A typical symptom of Loa loa infection is the so-called Calabrian swelling. This is limited, usually painless angioedema, accompanied by itching and erythematous changes. This swelling lasts from a few days to several or even several weeks, resolves spontaneously, but there are relapses. Subconjunctival migration of the parasite visible to the naked eye causes eyelid edema and intense conjunctivitis of the affected eye.
Moreover, loaosis causes sometimes nonspecific skin symptoms, such as:
- hives
- maculo-papular rash accompanied by itchy skin.
In additional tests, high eosinophilia and elevated IgE levels are noteworthy.
Loase diagnostics
Both the detection of microfilariae in the blood and the removal of a mature worm from the subcutaneous tissue or from under the conjunctiva confirm the diagnosis of loase. Blood for microfilariae testing should be collected around noon. In the diagnosis of loase, serological tests are used only in the diagnosis of people returning from the endemic zone, while specific antibodies are detected in virtually all people permanently residing in endemic areas.
How to cure a loase?
In lazy therapy, the drug of choice is dietylkarbamazyna (DEC) at a dose of 6 mg / kg bw / day, in 3 divided doses for 14-21 days. Treatment of people with high microfilariaemia can provoke a rapid inflammatory reaction with itching and hives; sometimes there are proteinuria, renal failure and encephalitis, in extreme cases leading to coma and life-threatening.

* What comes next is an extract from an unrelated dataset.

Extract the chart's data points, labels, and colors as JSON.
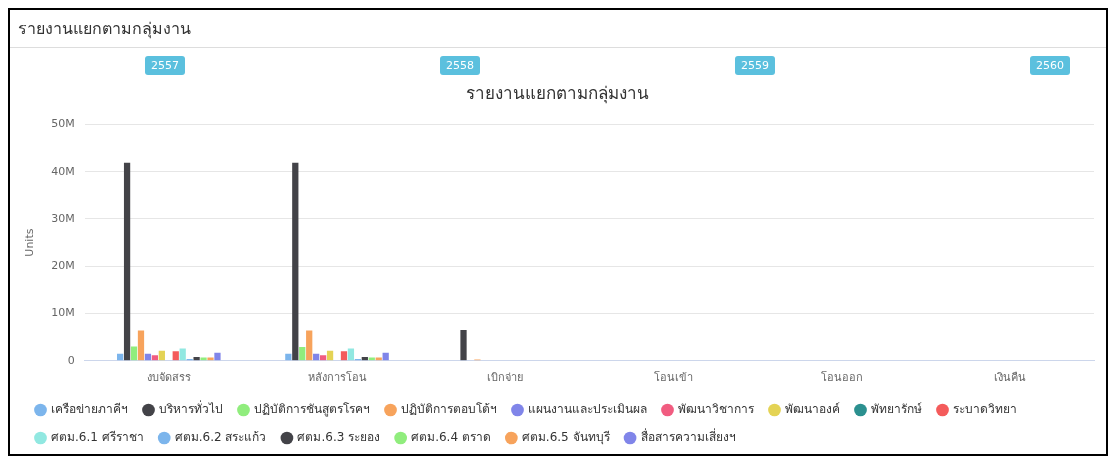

Similar symptoms may occur after administration iwermektyny. Attempt to administer initially small and then gradually increasing doses, as well as parallel use corticosteroids do not prevent side effects. Administration is recommended albendazolu at a dose of twice 2 mg for 400 days prior to appropriate treatment to reduce microfilariaemia, but the efficacy of this treatment has not been definitively evaluated.
What’s the prognosis?
Loaosis is rarely life-threatening, but treatment is difficult and not always effective.
What are the complications of loazy?
The complications of loaosis include:
- inflammation of the meninges and the brain,
- kidney damage with proteinuria and hematuria,
- endocardial and myocardial fibrosis.
Central nervous system symptoms usually occur in response to an antiparasitic drug. After the implementation of the massive ivermectin onchocercosis treatment program, the number of patients with this complication increased. In addition, cases of CNS inflammation in the course of loaosis have also been described without relation to the therapy used.